28/06/2024 • 10:00 am
This webinar was curated for the internal team of leaders of a Toronto-based organization in the employment services sector. The session focused on enhancing participants’ understanding of generative AI tools and use cases, and provided tangible lessons and skills training.
Email us at magnetai@magnetnetwork.ca if you would like to have a MagnetAI session for your internal team.
In Nov 2022, at a tech conference, a senior director and I were at a talk conference in Lisbon. We took those ideas and challenged our senior leadership team to stay ahead of this important trend. For my ChatGPT, we fed it our strategy documents (that weren’t of concern being in the training data), to customize it to your style of voice. With more training, it starts writing more like me. I ask it how to frame what we’re doing internally and it’s helpful to speed up a lot of the work.
It’s a process of working, customizing, and training. Like when you’re working with a human employee, it’s an interactive process to improve answers.
In a session I did for newcomers, they shared they were having a hard time trying to ask good questions in English. The great thing about these Large Language Models is that you can ask in any language and then translate it. This can be a great benefit for progressive employees to become more productive when properly trained.
Even as someone is learning a language, there are a lot of tools - even older language training tools - that improve translation and speed up an internal team significantly.
That is still an existing concern and a lot of LLM companies are trying to address it. There are even public examples of potentially overcrowding it, such as with generative image creation.
Understanding how LLMs are trained is important. Knowing how to prompt them can significantly reduce biases - you can ask it to have a certain perspective. The best solution is to use the more verticalized tools that have content from which the LLM is constrained to draw. This is called retrieval augmented generation. Understanding the tool and the knowledge base it’s pulling from is the most important piece - you can have it create content and translate knowledge from content that has been approved. This constrains its knowledge to draw from specific content.
Being scared or ignoring this is not the solution, instead learning and understanding is. Implementing GenAI to remove mundane tasks, like administrative tasks, that are not adding value to focus on facilitating connection and communication. There’s pressure from organizations, funders, governments, etc. to look at only the efficiency - like how to scale or automate career services, counselling and support. But, this is never going to replace a person, despite the situations that AI can be perceived as more empathetic.

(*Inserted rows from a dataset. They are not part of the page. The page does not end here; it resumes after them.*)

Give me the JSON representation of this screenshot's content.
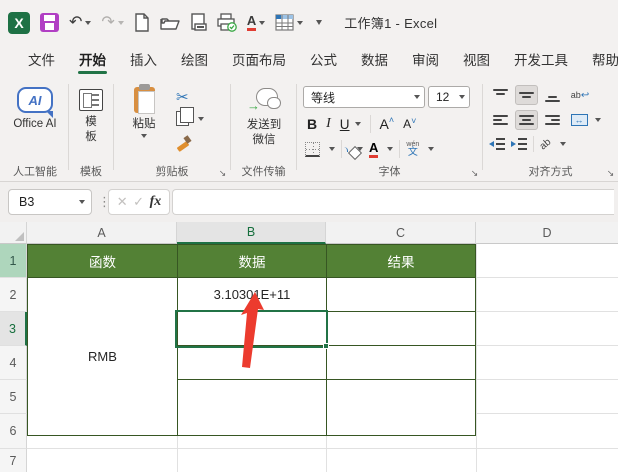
{
  "title_bar": {
    "title": "工作簿1 - Excel"
  },
  "tabs": [
    {
      "label": "文件"
    },
    {
      "label": "开始"
    },
    {
      "label": "插入"
    },
    {
      "label": "绘图"
    },
    {
      "label": "页面布局"
    },
    {
      "label": "公式"
    },
    {
      "label": "数据"
    },
    {
      "label": "审阅"
    },
    {
      "label": "视图"
    },
    {
      "label": "开发工具"
    },
    {
      "label": "帮助"
    }
  ],
  "ribbon": {
    "ai_group": {
      "label": "人工智能",
      "office_ai": "Office AI"
    },
    "template_group": {
      "label": "模板",
      "template": "模板"
    },
    "clipboard_group": {
      "label": "剪贴板",
      "paste": "粘贴"
    },
    "transfer_group": {
      "label": "文件传输",
      "send_wechat": "发送到微信"
    },
    "font_group": {
      "label": "字体",
      "font_name": "等线",
      "font_size": "12"
    },
    "alignment_group": {
      "label": "对齐方式"
    }
  },
  "formula_bar": {
    "name_box_value": "B3",
    "formula_value": ""
  },
  "grid": {
    "col_headers": [
      "A",
      "B",
      "C",
      "D"
    ],
    "row_headers": [
      "1",
      "2",
      "3",
      "4",
      "5",
      "6",
      "7"
    ],
    "table": {
      "a1": "函数",
      "b1": "数据",
      "c1": "结果",
      "b2": "3.10301E+11",
      "a2_merged": "RMB"
    },
    "selected_cell": "B3"
  },
  "icons": {
    "excel_logo": "X",
    "undo": "↶",
    "redo": "↷",
    "scissors": "✂",
    "dots": "⋮",
    "cancel": "✕",
    "check": "✓",
    "fx": "fx",
    "ai": "AI",
    "bold": "B",
    "italic": "I",
    "underline": "U",
    "font_letter": "A",
    "grow_caret": "˄",
    "shrink_caret": "˅",
    "phonetic_top": "wén",
    "phonetic_bottom": "文",
    "wrap_ab": "ab",
    "orient_ab": "ab",
    "merge_arrows": "↔",
    "wechat_arrow": "→",
    "launcher": "↘"
  },
  "colors": {
    "excel_green": "#217346",
    "table_header_fill": "#538135",
    "table_border": "#375623",
    "arrow_red": "#ec3b2e",
    "save_icon_purple": "#b13fc4",
    "accent_blue": "#2e75b6"
  }
}
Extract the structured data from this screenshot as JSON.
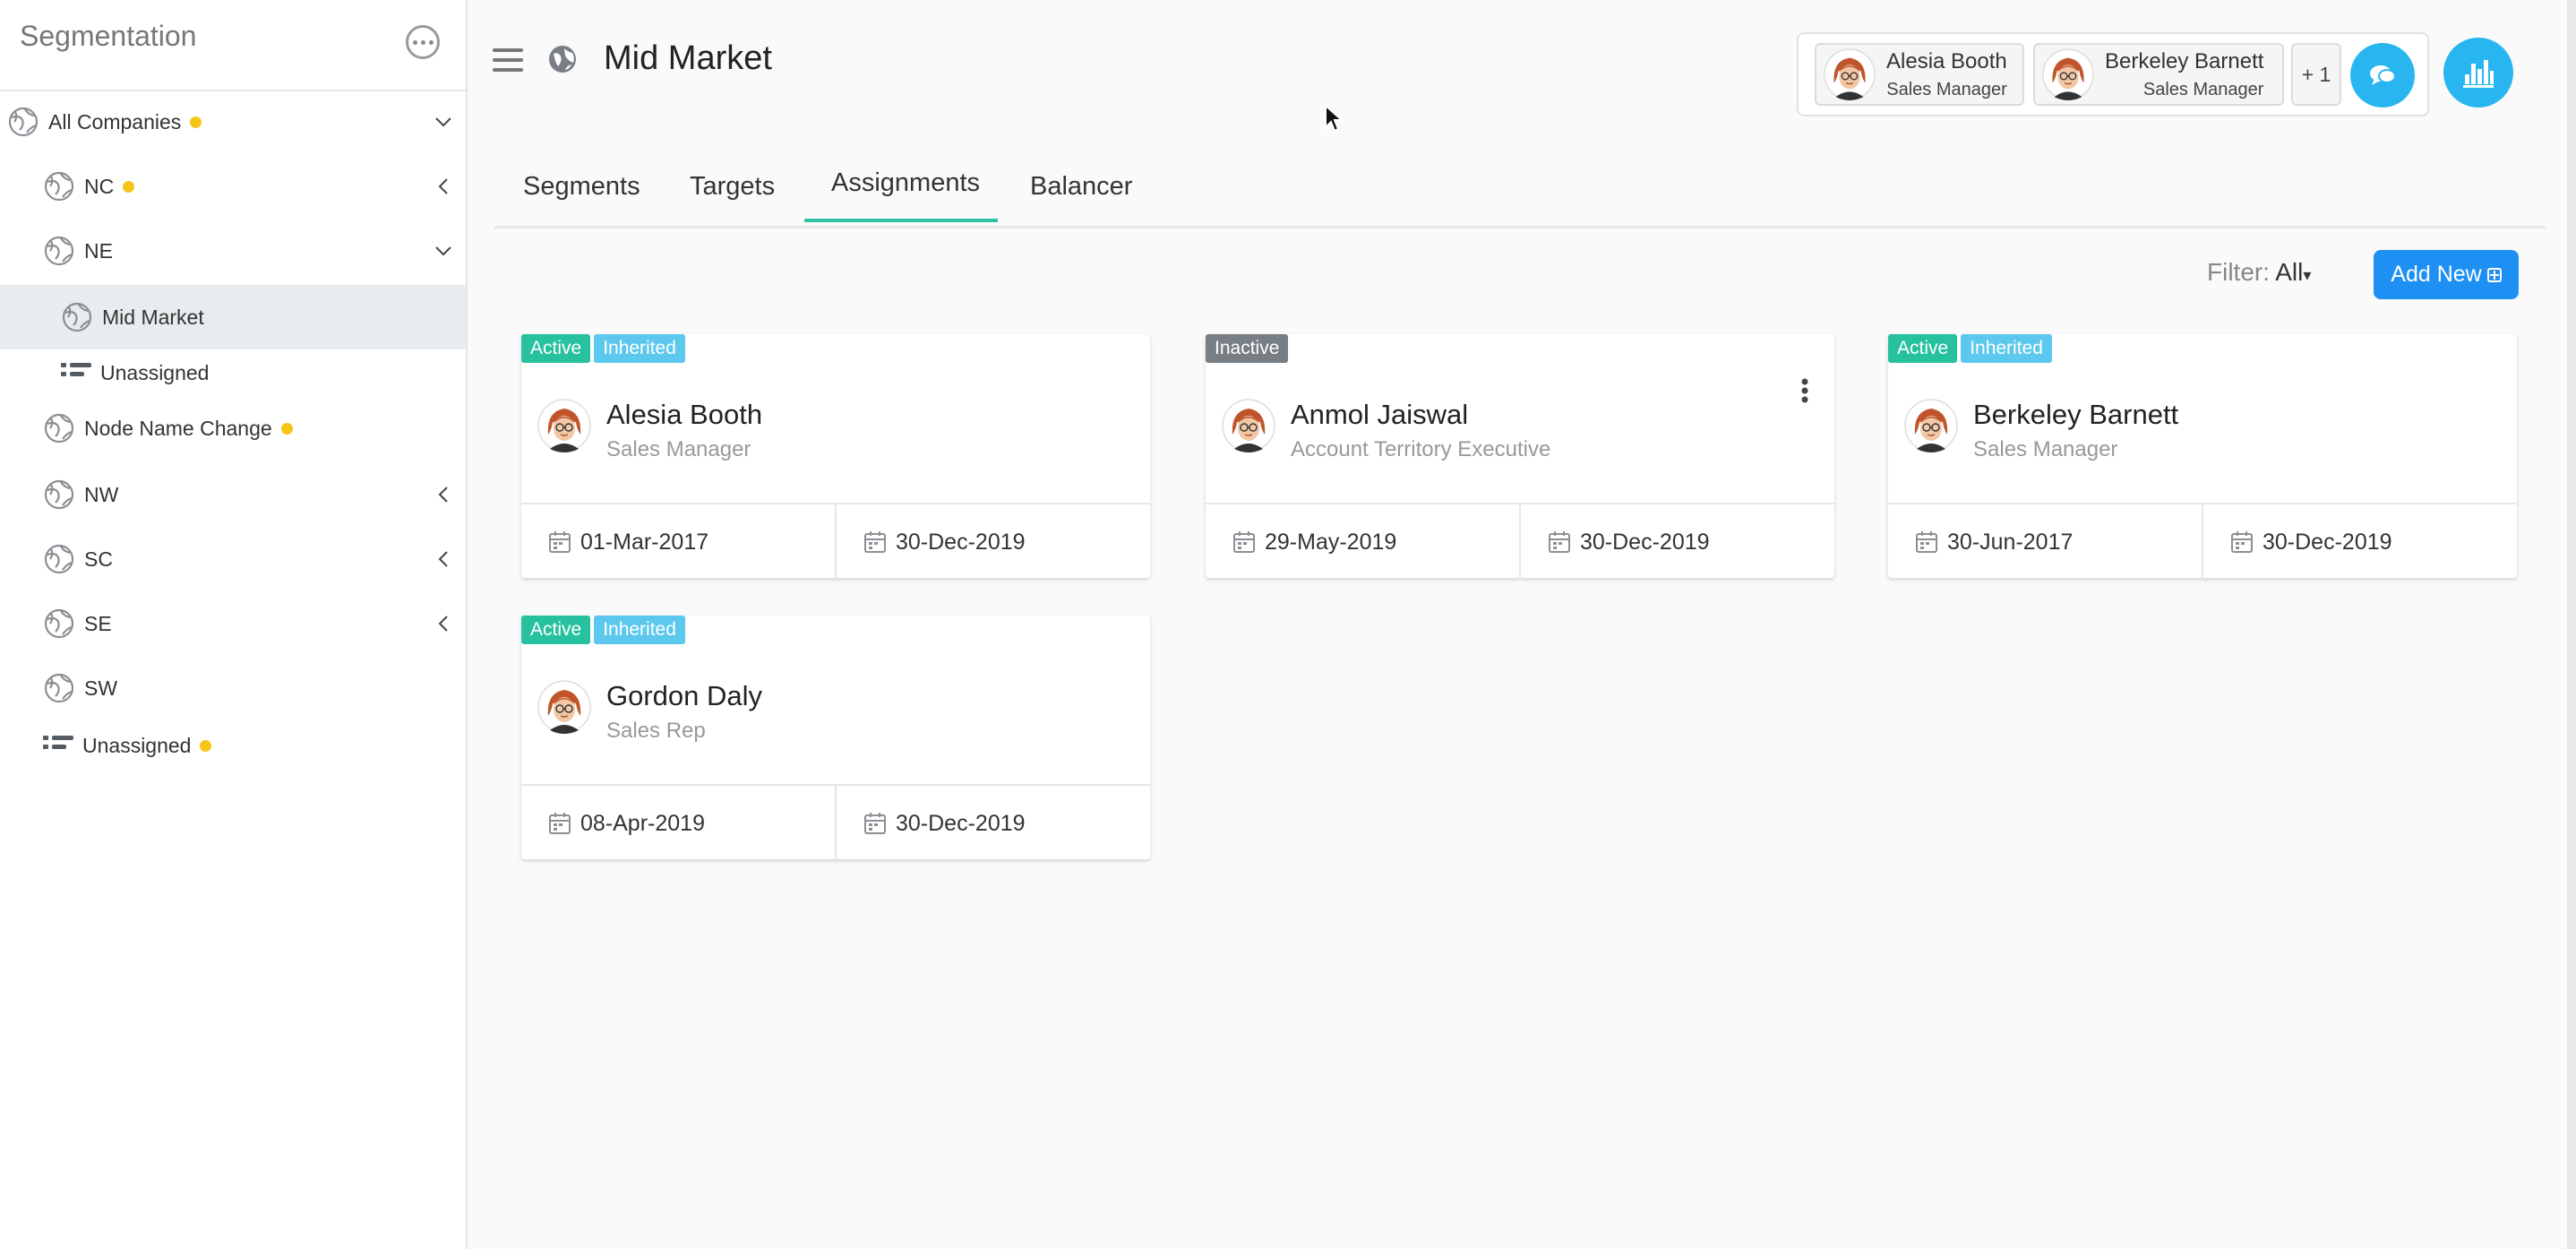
{
  "sidebar": {
    "title": "Segmentation",
    "more_icon": "more-icon",
    "items": [
      {
        "label": "All Companies",
        "dot": true,
        "chevron": "down",
        "icon": "globe-icon"
      },
      {
        "label": "NC",
        "dot": true,
        "chevron": "left",
        "icon": "globe-icon"
      },
      {
        "label": "NE",
        "dot": false,
        "chevron": "down",
        "icon": "globe-icon"
      },
      {
        "label": "Mid Market",
        "dot": false,
        "chevron": "",
        "icon": "globe-icon",
        "selected": true
      },
      {
        "label": "Unassigned",
        "dot": false,
        "chevron": "",
        "icon": "list-icon"
      },
      {
        "label": "Node Name Change",
        "dot": true,
        "chevron": "",
        "icon": "globe-icon"
      },
      {
        "label": "NW",
        "dot": false,
        "chevron": "left",
        "icon": "globe-icon"
      },
      {
        "label": "SC",
        "dot": false,
        "chevron": "left",
        "icon": "globe-icon"
      },
      {
        "label": "SE",
        "dot": false,
        "chevron": "left",
        "icon": "globe-icon"
      },
      {
        "label": "SW",
        "dot": false,
        "chevron": "",
        "icon": "globe-icon"
      },
      {
        "label": "Unassigned",
        "dot": true,
        "chevron": "",
        "icon": "list-icon"
      }
    ]
  },
  "header": {
    "title": "Mid Market",
    "people": [
      {
        "name": "Alesia Booth",
        "role": "Sales Manager"
      },
      {
        "name": "Berkeley Barnett",
        "role": "Sales Manager"
      }
    ],
    "more_count": "+ 1"
  },
  "tabs": [
    "Segments",
    "Targets",
    "Assignments",
    "Balancer"
  ],
  "active_tab": "Assignments",
  "filter": {
    "label": "Filter:",
    "value": "All"
  },
  "add_button": "Add New",
  "cards": [
    {
      "badges": [
        "Active",
        "Inherited"
      ],
      "name": "Alesia Booth",
      "role": "Sales Manager",
      "start": "01-Mar-2017",
      "end": "30-Dec-2019"
    },
    {
      "badges": [
        "Inactive"
      ],
      "name": "Anmol Jaiswal",
      "role": "Account Territory Executive",
      "start": "29-May-2019",
      "end": "30-Dec-2019"
    },
    {
      "badges": [
        "Active",
        "Inherited"
      ],
      "name": "Berkeley Barnett",
      "role": "Sales Manager",
      "start": "30-Jun-2017",
      "end": "30-Dec-2019"
    },
    {
      "badges": [
        "Active",
        "Inherited"
      ],
      "name": "Gordon Daly",
      "role": "Sales Rep",
      "start": "08-Apr-2019",
      "end": "30-Dec-2019"
    }
  ],
  "colors": {
    "accent": "#29b6f0",
    "button_blue": "#1e90f3",
    "active_badge": "#27c19f",
    "inherited_badge": "#5cc8ee",
    "inactive_badge": "#777e84",
    "dot_yellow": "#f5c518",
    "tab_underline": "#2ec4a4"
  }
}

Use the tools appropriately, but save time to work with people and help them through challenging situations.
Yes, it's pulling from one of the largest foundational LLMs. Anything you put into CoPilot or a similar tool will probably go into its training data.
Prompting is really important. You can ask GPT to take on a perspective as an EDI expert to set the context. It constrains it, even from large training data. Recent studies show that the LLMs can score high on Theory of Mind tests, meaning it can understand other people’s perspectives. It can even perform better than some humans on Theory of Mind tests.
This shows they have a perspective - and you can ask them to have any kind of perspective.
There has been a significant increase in the vectors of attacks. It’s not just the current cybersecurity issues and data breaches, but an increase in the vectors of attacks. For example, on World News, there was a case of a senior executive supposedly calling an emergency meeting one night to complete an international wire transfer for 30 million dollars. The senior executives on that Zoom call were synthesized. It was not a technical hack but using voice and video tech.
This is also a concern for scams on elderly people. AI technology being able to mimic individuals can have huge implications for elections. It’s especially important to do your due diligence around election time.
For a company that works on technical and background platforms, it’s important to be aware of the policies. There’s no current bulletproof way to protect against any kind of platform right now but ensure your platforms are approved in your organization against leading-edge cybersecurity and data safety protocols.
There are several areas where scraping can be, such as scraping publicly posted jobs to do a labour market analysis or aggregate jobs into a job feed. That’s tech that’s been around for a while.
The scraping I’m currently talking about with Open AI is that there are bots that go around websites and pull all the information from the internet that they can. It copies information from where it’s from, who is attributed to LinkedIn profiles, etc. There are policies that organizations are supposed to abide by. Safety and security can block certain scraping tech from parts of their website, but it’s going to try to search every website and all available content on the internet.
There are many lawsuits about whether information was obtained appropriately to train LLMs. For example, OpenAI was found scraping YouTube’s content. Google never complained about it because they were doing it themselves, even though it’s against their privacy policy. There’s going to be fights and lawsuits later because they have billions of dollars. They’re in desperate need of data right now even through outstripping.